Blair, who currently works in green sales for Mighty Peace, is excited to share coffees sourced by the importer. “When I first connected with Mighty Peace, I really connected with their values, and what they were trying to accomplish,“ she explains. “… Working with one origin also gave me the ability to tell a unique story that was focused, while highlighting the tremendous improvements to the coffee quality.“
Umoja and Mapendo Women
Blair will be brewing two Congolese coffees for the digital event, which is just a small sample of the many high-quality coffees that other partnering roasters have been scoring at 85+ points lately. The first coffee is a SL34 variety called Umoja, Swahili for “solidarity,“ grown at 1,480-2,000 meters above sea level.
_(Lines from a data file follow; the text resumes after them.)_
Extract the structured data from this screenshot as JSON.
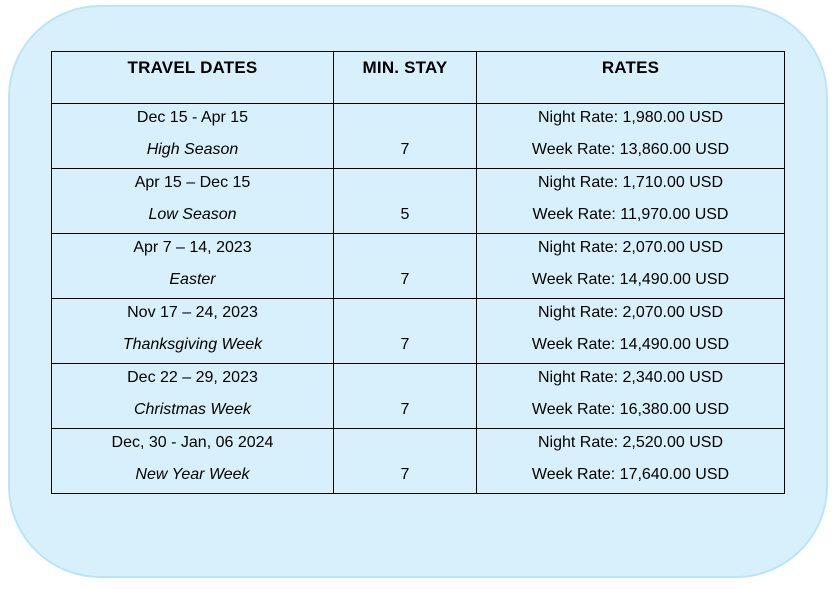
{
  "colors": {
    "panel_fill": "#d8f0fb",
    "panel_border": "#b9e5f6",
    "table_border": "#000000",
    "text": "#000000"
  },
  "table": {
    "headers": [
      "TRAVEL DATES",
      "MIN. STAY",
      "RATES"
    ],
    "rows": [
      {
        "dates": "Dec 15 - Apr 15",
        "season": "High Season",
        "min_stay": "7",
        "night_rate": "Night Rate: 1,980.00 USD",
        "week_rate": "Week Rate: 13,860.00 USD"
      },
      {
        "dates": "Apr 15 – Dec 15",
        "season": "Low Season",
        "min_stay": "5",
        "night_rate": "Night Rate: 1,710.00 USD",
        "week_rate": "Week Rate: 11,970.00 USD"
      },
      {
        "dates": "Apr 7 – 14, 2023",
        "season": "Easter",
        "min_stay": "7",
        "night_rate": "Night Rate: 2,070.00 USD",
        "week_rate": "Week Rate: 14,490.00 USD"
      },
      {
        "dates": "Nov 17 – 24, 2023",
        "season": "Thanksgiving Week",
        "min_stay": "7",
        "night_rate": "Night Rate: 2,070.00 USD",
        "week_rate": "Week Rate: 14,490.00 USD"
      },
      {
        "dates": "Dec 22 – 29, 2023",
        "season": "Christmas Week",
        "min_stay": "7",
        "night_rate": "Night Rate: 2,340.00 USD",
        "week_rate": "Week Rate: 16,380.00 USD"
      },
      {
        "dates": "Dec, 30 - Jan, 06 2024",
        "season": "New Year Week",
        "min_stay": "7",
        "night_rate": "Night Rate: 2,520.00 USD",
        "week_rate": "Week Rate: 17,640.00 USD"
      }
    ]
  }
}
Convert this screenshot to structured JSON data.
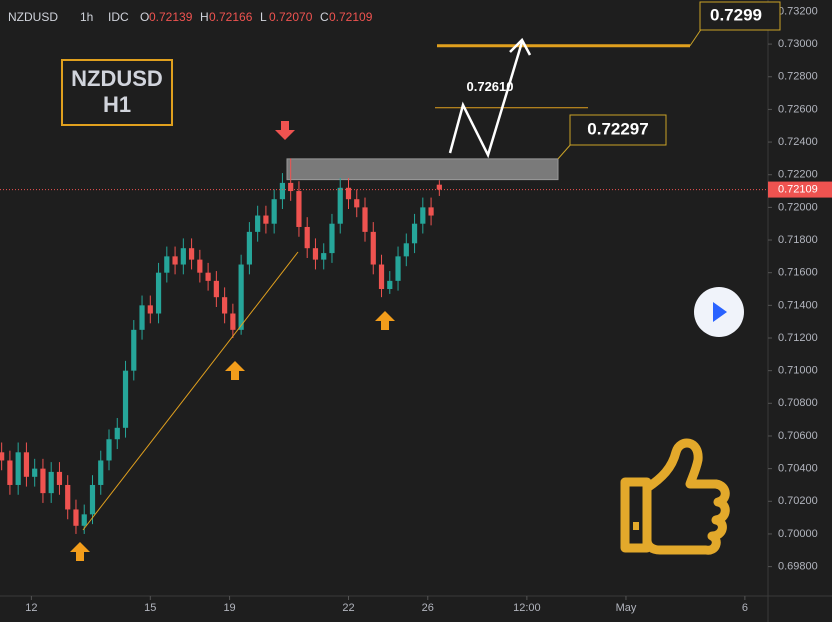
{
  "header": {
    "symbol": "NZDUSD",
    "interval": "1h",
    "exchange": "IDC",
    "ohlc": [
      {
        "key": "O",
        "value": "0.72139"
      },
      {
        "key": "H",
        "value": "0.72166"
      },
      {
        "key": "L",
        "value": "0.72070"
      },
      {
        "key": "C",
        "value": "0.72109"
      }
    ]
  },
  "chart_data": {
    "type": "candlestick",
    "label_lines": [
      "NZDUSD",
      "H1"
    ],
    "x": [
      -18,
      -13,
      -8,
      -3,
      2,
      7,
      12,
      17,
      22,
      27,
      32,
      37,
      42,
      47,
      52,
      57,
      62,
      67,
      72,
      77,
      82,
      87,
      92,
      97,
      102,
      107,
      112,
      117,
      122,
      127,
      132,
      137,
      142,
      147,
      152,
      157,
      162,
      167,
      172,
      177,
      182,
      187,
      192,
      197,
      202,
      207,
      212,
      217,
      222,
      227,
      232,
      237,
      242,
      247
    ],
    "open": [
      0.705,
      0.7045,
      0.703,
      0.705,
      0.7035,
      0.704,
      0.7025,
      0.7038,
      0.703,
      0.7015,
      0.7005,
      0.7012,
      0.703,
      0.7045,
      0.7058,
      0.7065,
      0.71,
      0.7125,
      0.714,
      0.7135,
      0.716,
      0.717,
      0.7165,
      0.7175,
      0.7168,
      0.716,
      0.7155,
      0.7145,
      0.7135,
      0.7125,
      0.7165,
      0.7185,
      0.7195,
      0.719,
      0.7205,
      0.7215,
      0.721,
      0.7188,
      0.7175,
      0.7168,
      0.7172,
      0.719,
      0.7212,
      0.7205,
      0.72,
      0.7185,
      0.7165,
      0.715,
      0.7155,
      0.717,
      0.7178,
      0.719,
      0.72,
      0.72139
    ],
    "high": [
      0.7056,
      0.7051,
      0.7056,
      0.7056,
      0.7046,
      0.7046,
      0.7044,
      0.7044,
      0.7036,
      0.7021,
      0.7018,
      0.7036,
      0.7051,
      0.7064,
      0.7071,
      0.7106,
      0.7131,
      0.7146,
      0.7146,
      0.7166,
      0.7176,
      0.7176,
      0.7181,
      0.7181,
      0.7174,
      0.7166,
      0.7161,
      0.7151,
      0.7141,
      0.7171,
      0.7191,
      0.7201,
      0.7201,
      0.7211,
      0.7221,
      0.723,
      0.7216,
      0.7194,
      0.7181,
      0.7178,
      0.7196,
      0.7218,
      0.7218,
      0.7211,
      0.7206,
      0.7191,
      0.7171,
      0.7161,
      0.7176,
      0.7184,
      0.7196,
      0.7206,
      0.7206,
      0.72166
    ],
    "low": [
      0.7039,
      0.7024,
      0.7024,
      0.7029,
      0.7029,
      0.7019,
      0.7019,
      0.7024,
      0.7009,
      0.7,
      0.7,
      0.7006,
      0.7024,
      0.7039,
      0.7052,
      0.7059,
      0.7094,
      0.7119,
      0.7129,
      0.7129,
      0.7154,
      0.7159,
      0.7159,
      0.7162,
      0.7154,
      0.7149,
      0.7139,
      0.7129,
      0.712,
      0.7122,
      0.7159,
      0.7179,
      0.7184,
      0.7184,
      0.7199,
      0.7204,
      0.7182,
      0.7169,
      0.7162,
      0.7162,
      0.7166,
      0.7184,
      0.7199,
      0.7194,
      0.7179,
      0.7159,
      0.7145,
      0.7147,
      0.7149,
      0.7164,
      0.7172,
      0.7184,
      0.7189,
      0.7207
    ],
    "close": [
      0.7045,
      0.703,
      0.705,
      0.7035,
      0.704,
      0.7025,
      0.7038,
      0.703,
      0.7015,
      0.7005,
      0.7012,
      0.703,
      0.7045,
      0.7058,
      0.7065,
      0.71,
      0.7125,
      0.714,
      0.7135,
      0.716,
      0.717,
      0.7165,
      0.7175,
      0.7168,
      0.716,
      0.7155,
      0.7145,
      0.7135,
      0.7125,
      0.7165,
      0.7185,
      0.7195,
      0.719,
      0.7205,
      0.7215,
      0.721,
      0.7188,
      0.7175,
      0.7168,
      0.7172,
      0.719,
      0.7212,
      0.7205,
      0.72,
      0.7185,
      0.7165,
      0.715,
      0.7155,
      0.717,
      0.7178,
      0.719,
      0.72,
      0.7195,
      0.72109
    ],
    "up_color": "#26a69a",
    "down_color": "#ef5350",
    "xlim": [
      -19,
      446
    ],
    "xticks": [
      {
        "value": 0,
        "label": "12"
      },
      {
        "value": 72,
        "label": "15"
      },
      {
        "value": 120,
        "label": "19"
      },
      {
        "value": 192,
        "label": "22"
      },
      {
        "value": 240,
        "label": "26"
      },
      {
        "value": 300,
        "label": "12:00"
      },
      {
        "value": 360,
        "label": "May"
      },
      {
        "value": 432,
        "label": "6"
      }
    ],
    "ylim": [
      0.6962,
      0.7327
    ],
    "yticks": [
      {
        "value": 0.698,
        "label": "0.69800"
      },
      {
        "value": 0.7,
        "label": "0.70000"
      },
      {
        "value": 0.702,
        "label": "0.70200"
      },
      {
        "value": 0.704,
        "label": "0.70400"
      },
      {
        "value": 0.706,
        "label": "0.70600"
      },
      {
        "value": 0.708,
        "label": "0.70800"
      },
      {
        "value": 0.71,
        "label": "0.71000"
      },
      {
        "value": 0.712,
        "label": "0.71200"
      },
      {
        "value": 0.714,
        "label": "0.71400"
      },
      {
        "value": 0.716,
        "label": "0.71600"
      },
      {
        "value": 0.718,
        "label": "0.71800"
      },
      {
        "value": 0.72,
        "label": "0.72000"
      },
      {
        "value": 0.722,
        "label": "0.72200"
      },
      {
        "value": 0.724,
        "label": "0.72400"
      },
      {
        "value": 0.726,
        "label": "0.72600"
      },
      {
        "value": 0.728,
        "label": "0.72800"
      },
      {
        "value": 0.73,
        "label": "0.73000"
      },
      {
        "value": 0.732,
        "label": "0.73200"
      }
    ],
    "zone": {
      "value": 0.72297,
      "bottom": 0.7217
    },
    "target": {
      "value": 0.7261,
      "label": "0.72610"
    },
    "top_target": {
      "value": 0.7299,
      "label": "0.7299"
    }
  }
}
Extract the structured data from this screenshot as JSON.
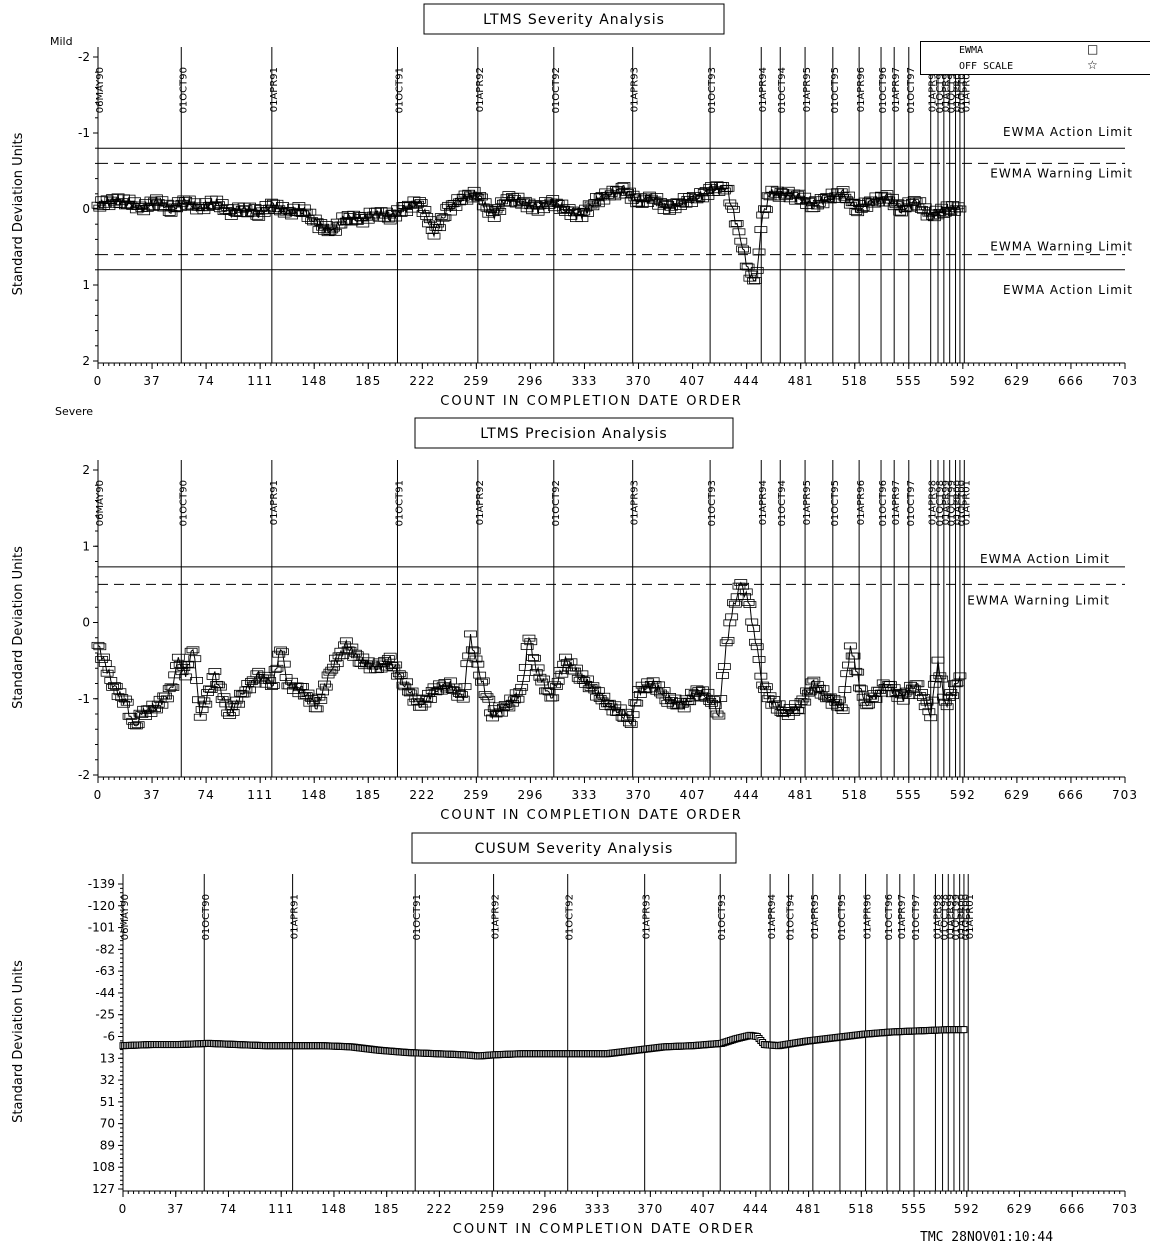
{
  "footer": "TMC 28NOV01:10:44",
  "legend": [
    {
      "label": "EWMA",
      "symbol": "□"
    },
    {
      "label": "OFF SCALE",
      "symbol": "☆"
    }
  ],
  "chart_data": [
    {
      "type": "scatter",
      "title": "LTMS Severity Analysis",
      "ylabel": "Standard Deviation Units",
      "xlabel": "COUNT IN COMPLETION DATE ORDER",
      "y_top_label": "Mild",
      "y_bottom_label": "Severe",
      "ylim": [
        -2,
        2
      ],
      "y_inverted": true,
      "yticks": [
        "-2",
        "-1",
        "0",
        "1",
        "2"
      ],
      "xlim": [
        0,
        703
      ],
      "xticks": [
        0,
        37,
        74,
        111,
        148,
        185,
        222,
        259,
        296,
        333,
        370,
        407,
        444,
        481,
        518,
        555,
        592,
        629,
        666,
        703
      ],
      "date_markers": [
        {
          "label": "06MAY90",
          "x": 0
        },
        {
          "label": "01OCT90",
          "x": 57
        },
        {
          "label": "01APR91",
          "x": 119
        },
        {
          "label": "01OCT91",
          "x": 205
        },
        {
          "label": "01APR92",
          "x": 260
        },
        {
          "label": "01OCT92",
          "x": 312
        },
        {
          "label": "01APR93",
          "x": 366
        },
        {
          "label": "01OCT93",
          "x": 419
        },
        {
          "label": "01APR94",
          "x": 454
        },
        {
          "label": "01OCT94",
          "x": 467
        },
        {
          "label": "01APR95",
          "x": 484
        },
        {
          "label": "01OCT95",
          "x": 503
        },
        {
          "label": "01APR96",
          "x": 521
        },
        {
          "label": "01OCT96",
          "x": 536
        },
        {
          "label": "01APR97",
          "x": 545
        },
        {
          "label": "01OCT97",
          "x": 555
        },
        {
          "label": "01APR98",
          "x": 570
        },
        {
          "label": "01OCT98",
          "x": 575
        },
        {
          "label": "01APR99",
          "x": 579
        },
        {
          "label": "01OCT99",
          "x": 583
        },
        {
          "label": "01APR00",
          "x": 587
        },
        {
          "label": "01OCT00",
          "x": 590
        },
        {
          "label": "01APR01",
          "x": 593
        }
      ],
      "limits": [
        {
          "label": "EWMA Action Limit",
          "y": -0.8,
          "style": "solid"
        },
        {
          "label": "EWMA Warning Limit",
          "y": -0.6,
          "style": "dashed"
        },
        {
          "label": "EWMA Warning Limit",
          "y": 0.6,
          "style": "dashed"
        },
        {
          "label": "EWMA Action Limit",
          "y": 0.8,
          "style": "solid"
        }
      ],
      "series": [
        {
          "name": "EWMA",
          "values": [
            [
              0,
              -0.05
            ],
            [
              10,
              -0.1
            ],
            [
              20,
              -0.1
            ],
            [
              30,
              0.0
            ],
            [
              40,
              -0.1
            ],
            [
              50,
              0.0
            ],
            [
              60,
              -0.1
            ],
            [
              70,
              0.0
            ],
            [
              80,
              -0.1
            ],
            [
              90,
              0.05
            ],
            [
              100,
              0.0
            ],
            [
              110,
              0.05
            ],
            [
              120,
              -0.05
            ],
            [
              130,
              0.05
            ],
            [
              140,
              0.0
            ],
            [
              150,
              0.2
            ],
            [
              160,
              0.3
            ],
            [
              170,
              0.1
            ],
            [
              180,
              0.15
            ],
            [
              190,
              0.05
            ],
            [
              200,
              0.1
            ],
            [
              210,
              0.0
            ],
            [
              220,
              -0.1
            ],
            [
              230,
              0.3
            ],
            [
              240,
              0.0
            ],
            [
              250,
              -0.15
            ],
            [
              260,
              -0.2
            ],
            [
              270,
              0.1
            ],
            [
              280,
              -0.15
            ],
            [
              290,
              -0.1
            ],
            [
              300,
              0.0
            ],
            [
              310,
              -0.1
            ],
            [
              320,
              0.0
            ],
            [
              330,
              0.1
            ],
            [
              340,
              -0.1
            ],
            [
              350,
              -0.2
            ],
            [
              360,
              -0.25
            ],
            [
              370,
              -0.1
            ],
            [
              380,
              -0.15
            ],
            [
              390,
              0.0
            ],
            [
              400,
              -0.1
            ],
            [
              410,
              -0.15
            ],
            [
              420,
              -0.25
            ],
            [
              430,
              -0.3
            ],
            [
              440,
              0.4
            ],
            [
              445,
              0.8
            ],
            [
              450,
              1.0
            ],
            [
              455,
              0.1
            ],
            [
              460,
              -0.2
            ],
            [
              470,
              -0.2
            ],
            [
              480,
              -0.15
            ],
            [
              490,
              -0.05
            ],
            [
              500,
              -0.15
            ],
            [
              510,
              -0.2
            ],
            [
              520,
              0.0
            ],
            [
              530,
              -0.1
            ],
            [
              540,
              -0.15
            ],
            [
              550,
              0.0
            ],
            [
              560,
              -0.1
            ],
            [
              570,
              0.1
            ],
            [
              580,
              0.0
            ],
            [
              590,
              0.0
            ]
          ]
        }
      ]
    },
    {
      "type": "scatter",
      "title": "LTMS Precision Analysis",
      "ylabel": "Standard Deviation Units",
      "xlabel": "COUNT IN COMPLETION DATE ORDER",
      "ylim": [
        -2,
        2
      ],
      "yticks": [
        "2",
        "1",
        "0",
        "-1",
        "-2"
      ],
      "xlim": [
        0,
        703
      ],
      "xticks": [
        0,
        37,
        74,
        111,
        148,
        185,
        222,
        259,
        296,
        333,
        370,
        407,
        444,
        481,
        518,
        555,
        592,
        629,
        666,
        703
      ],
      "date_markers": [
        {
          "label": "06MAY90",
          "x": 0
        },
        {
          "label": "01OCT90",
          "x": 57
        },
        {
          "label": "01APR91",
          "x": 119
        },
        {
          "label": "01OCT91",
          "x": 205
        },
        {
          "label": "01APR92",
          "x": 260
        },
        {
          "label": "01OCT92",
          "x": 312
        },
        {
          "label": "01APR93",
          "x": 366
        },
        {
          "label": "01OCT93",
          "x": 419
        },
        {
          "label": "01APR94",
          "x": 454
        },
        {
          "label": "01OCT94",
          "x": 467
        },
        {
          "label": "01APR95",
          "x": 484
        },
        {
          "label": "01OCT95",
          "x": 503
        },
        {
          "label": "01APR96",
          "x": 521
        },
        {
          "label": "01OCT96",
          "x": 536
        },
        {
          "label": "01APR97",
          "x": 545
        },
        {
          "label": "01OCT97",
          "x": 555
        },
        {
          "label": "01APR98",
          "x": 570
        },
        {
          "label": "01OCT98",
          "x": 575
        },
        {
          "label": "01APR99",
          "x": 579
        },
        {
          "label": "01OCT99",
          "x": 583
        },
        {
          "label": "01APR00",
          "x": 587
        },
        {
          "label": "01OCT00",
          "x": 590
        },
        {
          "label": "01APR01",
          "x": 593
        }
      ],
      "limits": [
        {
          "label": "EWMA Action Limit",
          "y": 0.73,
          "style": "solid"
        },
        {
          "label": "EWMA Warning Limit",
          "y": 0.5,
          "style": "dashed"
        }
      ],
      "series": [
        {
          "name": "EWMA",
          "values": [
            [
              0,
              -0.3
            ],
            [
              10,
              -0.8
            ],
            [
              20,
              -1.1
            ],
            [
              25,
              -1.4
            ],
            [
              30,
              -1.2
            ],
            [
              40,
              -1.1
            ],
            [
              50,
              -0.9
            ],
            [
              55,
              -0.5
            ],
            [
              60,
              -0.7
            ],
            [
              65,
              -0.3
            ],
            [
              70,
              -1.2
            ],
            [
              80,
              -0.7
            ],
            [
              90,
              -1.2
            ],
            [
              100,
              -0.9
            ],
            [
              110,
              -0.7
            ],
            [
              120,
              -0.8
            ],
            [
              125,
              -0.3
            ],
            [
              130,
              -0.8
            ],
            [
              140,
              -0.9
            ],
            [
              150,
              -1.1
            ],
            [
              160,
              -0.6
            ],
            [
              170,
              -0.3
            ],
            [
              180,
              -0.5
            ],
            [
              190,
              -0.6
            ],
            [
              200,
              -0.5
            ],
            [
              210,
              -0.8
            ],
            [
              220,
              -1.1
            ],
            [
              230,
              -0.9
            ],
            [
              240,
              -0.8
            ],
            [
              250,
              -1.0
            ],
            [
              255,
              -0.2
            ],
            [
              260,
              -0.6
            ],
            [
              270,
              -1.2
            ],
            [
              280,
              -1.1
            ],
            [
              290,
              -0.9
            ],
            [
              295,
              -0.2
            ],
            [
              300,
              -0.6
            ],
            [
              310,
              -1.0
            ],
            [
              320,
              -0.5
            ],
            [
              330,
              -0.7
            ],
            [
              340,
              -0.9
            ],
            [
              350,
              -1.1
            ],
            [
              360,
              -1.2
            ],
            [
              365,
              -1.3
            ],
            [
              370,
              -0.9
            ],
            [
              380,
              -0.8
            ],
            [
              390,
              -1.0
            ],
            [
              400,
              -1.1
            ],
            [
              410,
              -0.9
            ],
            [
              420,
              -1.0
            ],
            [
              425,
              -1.2
            ],
            [
              430,
              -0.3
            ],
            [
              435,
              0.2
            ],
            [
              440,
              0.5
            ],
            [
              445,
              0.3
            ],
            [
              450,
              -0.2
            ],
            [
              455,
              -0.8
            ],
            [
              460,
              -1.0
            ],
            [
              470,
              -1.2
            ],
            [
              480,
              -1.1
            ],
            [
              490,
              -0.8
            ],
            [
              500,
              -1.0
            ],
            [
              510,
              -1.1
            ],
            [
              515,
              -0.3
            ],
            [
              520,
              -0.7
            ],
            [
              525,
              -1.1
            ],
            [
              530,
              -1.0
            ],
            [
              540,
              -0.8
            ],
            [
              550,
              -1.0
            ],
            [
              560,
              -0.8
            ],
            [
              570,
              -1.2
            ],
            [
              575,
              -0.5
            ],
            [
              580,
              -1.1
            ],
            [
              590,
              -0.7
            ]
          ]
        }
      ]
    },
    {
      "type": "line",
      "title": "CUSUM Severity Analysis",
      "ylabel": "Standard Deviation Units",
      "xlabel": "COUNT IN COMPLETION DATE ORDER",
      "ylim": [
        -139,
        127
      ],
      "y_inverted": true,
      "yticks": [
        "-139",
        "-120",
        "-101",
        "-82",
        "-63",
        "-44",
        "-25",
        "-6",
        "13",
        "32",
        "51",
        "70",
        "89",
        "108",
        "127"
      ],
      "xlim": [
        0,
        703
      ],
      "xticks": [
        0,
        37,
        74,
        111,
        148,
        185,
        222,
        259,
        296,
        333,
        370,
        407,
        444,
        481,
        518,
        555,
        592,
        629,
        666,
        703
      ],
      "date_markers": [
        {
          "label": "06MAY90",
          "x": 0
        },
        {
          "label": "01OCT90",
          "x": 57
        },
        {
          "label": "01APR91",
          "x": 119
        },
        {
          "label": "01OCT91",
          "x": 205
        },
        {
          "label": "01APR92",
          "x": 260
        },
        {
          "label": "01OCT92",
          "x": 312
        },
        {
          "label": "01APR93",
          "x": 366
        },
        {
          "label": "01OCT93",
          "x": 419
        },
        {
          "label": "01APR94",
          "x": 454
        },
        {
          "label": "01OCT94",
          "x": 467
        },
        {
          "label": "01APR95",
          "x": 484
        },
        {
          "label": "01OCT95",
          "x": 503
        },
        {
          "label": "01APR96",
          "x": 521
        },
        {
          "label": "01OCT96",
          "x": 536
        },
        {
          "label": "01APR97",
          "x": 545
        },
        {
          "label": "01OCT97",
          "x": 555
        },
        {
          "label": "01APR98",
          "x": 570
        },
        {
          "label": "01OCT98",
          "x": 575
        },
        {
          "label": "01APR99",
          "x": 579
        },
        {
          "label": "01OCT99",
          "x": 583
        },
        {
          "label": "01APR00",
          "x": 587
        },
        {
          "label": "01OCT00",
          "x": 590
        },
        {
          "label": "01APR01",
          "x": 593
        }
      ],
      "series": [
        {
          "name": "CUSUM",
          "values": [
            [
              0,
              2
            ],
            [
              20,
              1
            ],
            [
              40,
              1
            ],
            [
              60,
              0
            ],
            [
              80,
              1
            ],
            [
              100,
              2
            ],
            [
              120,
              2
            ],
            [
              140,
              2
            ],
            [
              160,
              3
            ],
            [
              180,
              6
            ],
            [
              200,
              8
            ],
            [
              220,
              9
            ],
            [
              240,
              10
            ],
            [
              250,
              11
            ],
            [
              260,
              10
            ],
            [
              280,
              9
            ],
            [
              300,
              9
            ],
            [
              320,
              9
            ],
            [
              340,
              9
            ],
            [
              360,
              6
            ],
            [
              380,
              3
            ],
            [
              400,
              2
            ],
            [
              420,
              0
            ],
            [
              430,
              -4
            ],
            [
              440,
              -7
            ],
            [
              445,
              -6
            ],
            [
              450,
              1
            ],
            [
              460,
              2
            ],
            [
              480,
              -2
            ],
            [
              500,
              -5
            ],
            [
              520,
              -8
            ],
            [
              540,
              -10
            ],
            [
              560,
              -11
            ],
            [
              580,
              -12
            ],
            [
              590,
              -12
            ]
          ]
        }
      ]
    }
  ]
}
It grows in South Kivu, a region that has experienced coffee smuggling in the past, and is grown by cooperatives that make up over 11,600 members.
The second coffee is also a SL34 called Mapendo Women (Mapendo for “love“), which grows at the same elevation as Umoja and is farmed in 16 separate lots by 4,200 producers. A large percentage of those producers are women, and according to Blair, many are widowed because of conflict that has disrupted parts of the Congo. As a result, gender justice is a priority of the region.
Learning More About Congolese Coffee
Blair is excited to share more about what makes these Congolese coffees so special, what the year ahead looks like for Mighty Peace coffee, and simply more about the coffee-growing climate in the DRC in general. “My biggest hurdle is honestly that these coffees have really never been talked about enough,“ she explains. “People have almost no idea what Congolese coffees taste like, or really that it could be such a strong growing region in Africa.“
Blair considers this event and others like it to be an opportunity to change the narrative of coffee buying. While at times buyers are considering purchases based on deals and interesting experimental processes, she hopes that there can be even more purchasing based on coffees that are making the biggest social impact.